C’est tout le substrat matériel sur lequel repose la vie de ces communautés qui a été gravement secoué. Tout programme de reconstruction et de mise à niveau se doit, à son tour, d’être total, global. Le mot «intégré» est évoqué dans les récits politiques produits à l’occasion du séisme, ce qui dénote une volonté politique de vouloir prendre en charge tous ces aspects détruits ou endommagés par le séisme et aller au-delà pour entreprendre le développement de tout le Haut-Atlas. En effet, ces récits politiques qui se sont succédé ces derniers jours, avec une dextérité étonnante, parlent de reconstruction et de réhabilitation des habitations et des infrastructures et d’un programme ambitieux et intégré des provinces du Haut-Atlas à travers des programmes structurants.

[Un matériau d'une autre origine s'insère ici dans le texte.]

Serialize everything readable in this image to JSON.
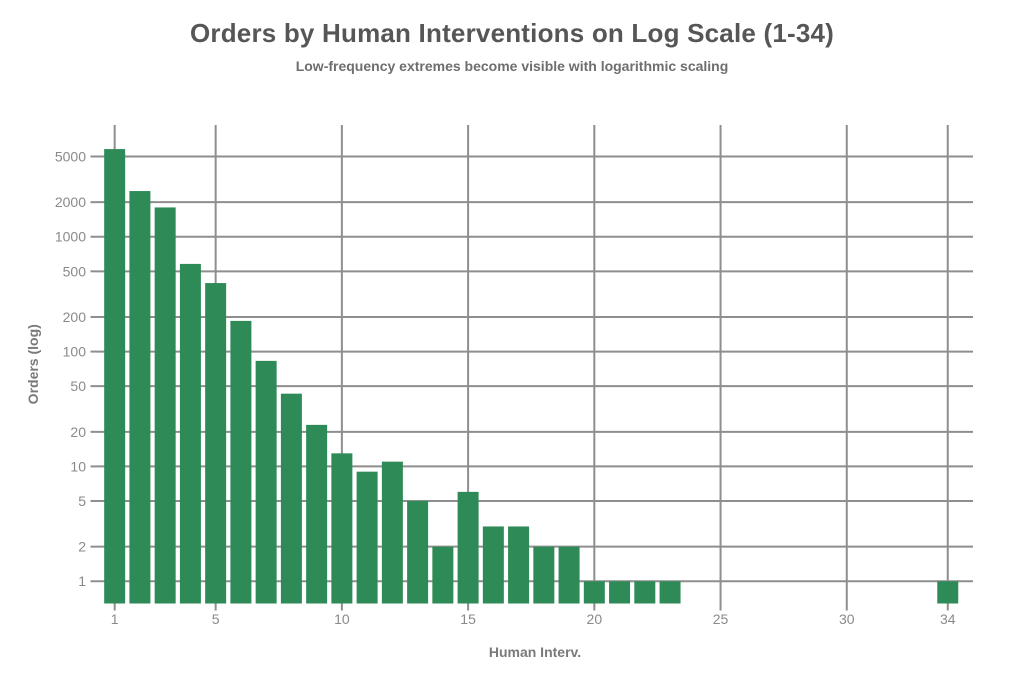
{
  "chart_data": {
    "type": "bar",
    "title": "Orders by Human Interventions on Log Scale (1-34)",
    "subtitle": "Low-frequency extremes become visible with logarithmic scaling",
    "xlabel": "Human Interv.",
    "ylabel": "Orders (log)",
    "y_scale": "log10",
    "x": [
      1,
      2,
      3,
      4,
      5,
      6,
      7,
      8,
      9,
      10,
      11,
      12,
      13,
      14,
      15,
      16,
      17,
      18,
      19,
      20,
      21,
      22,
      23,
      34
    ],
    "values": [
      5800,
      2500,
      1800,
      580,
      395,
      185,
      83,
      43,
      23,
      13,
      9,
      11,
      5,
      2,
      6,
      3,
      3,
      2,
      2,
      1,
      1,
      1,
      1,
      1
    ],
    "x_ticks": [
      1,
      5,
      10,
      15,
      20,
      25,
      30,
      34
    ],
    "y_ticks": [
      1,
      2,
      5,
      10,
      20,
      50,
      100,
      200,
      500,
      1000,
      2000,
      5000
    ],
    "xlim": [
      0.3,
      35.0
    ],
    "ylim": [
      0.64,
      9400
    ],
    "grid": true,
    "legend_position": "none",
    "colors": {
      "bar": "#2e8b57",
      "grid": "#8e8e8e",
      "tick_label": "#8a8a8a",
      "axis_label": "#7a7a7a",
      "title": "#565656",
      "subtitle": "#6e6e6e",
      "background": "#ffffff"
    }
  }
}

C’est ce qui est souhaitable, et c’est ce que n’ont pas cessé de réclamer des acteurs soucieux de développement de toute la montagne marocaine (enseignants, chercheurs, développeurs, ONG) depuis plusieurs décennies, où l’idée d’une agence de développement de la montagne a été lancée, défendue, argumentée. Mais à quelque chose malheur est bon, il a fallu une catastrophe pour que l’idée soit adoptée.
Tout l’enjeu est de savoir comment ces programmes seront identifiés, déclinés en activités pour les rendre opérationnels, mis en œuvre, selon une approche qui implique réellement les populations à toutes les phases, depuis la conception jusqu’à la réalisation, voire le suivi et l’évaluation.

Tout va très vite, et il y a à craindre que passé le temps des passions et de la mobilisation, cette effervescence collective refroidisse et laisse place à la démobilisation, la lassitude, la routine bureaucratique. Aucun ne souhaite que soit ratée cette opportunité de rendre justice à ces marges marocaines et alléger les disparités territoriales qui les caractérisent.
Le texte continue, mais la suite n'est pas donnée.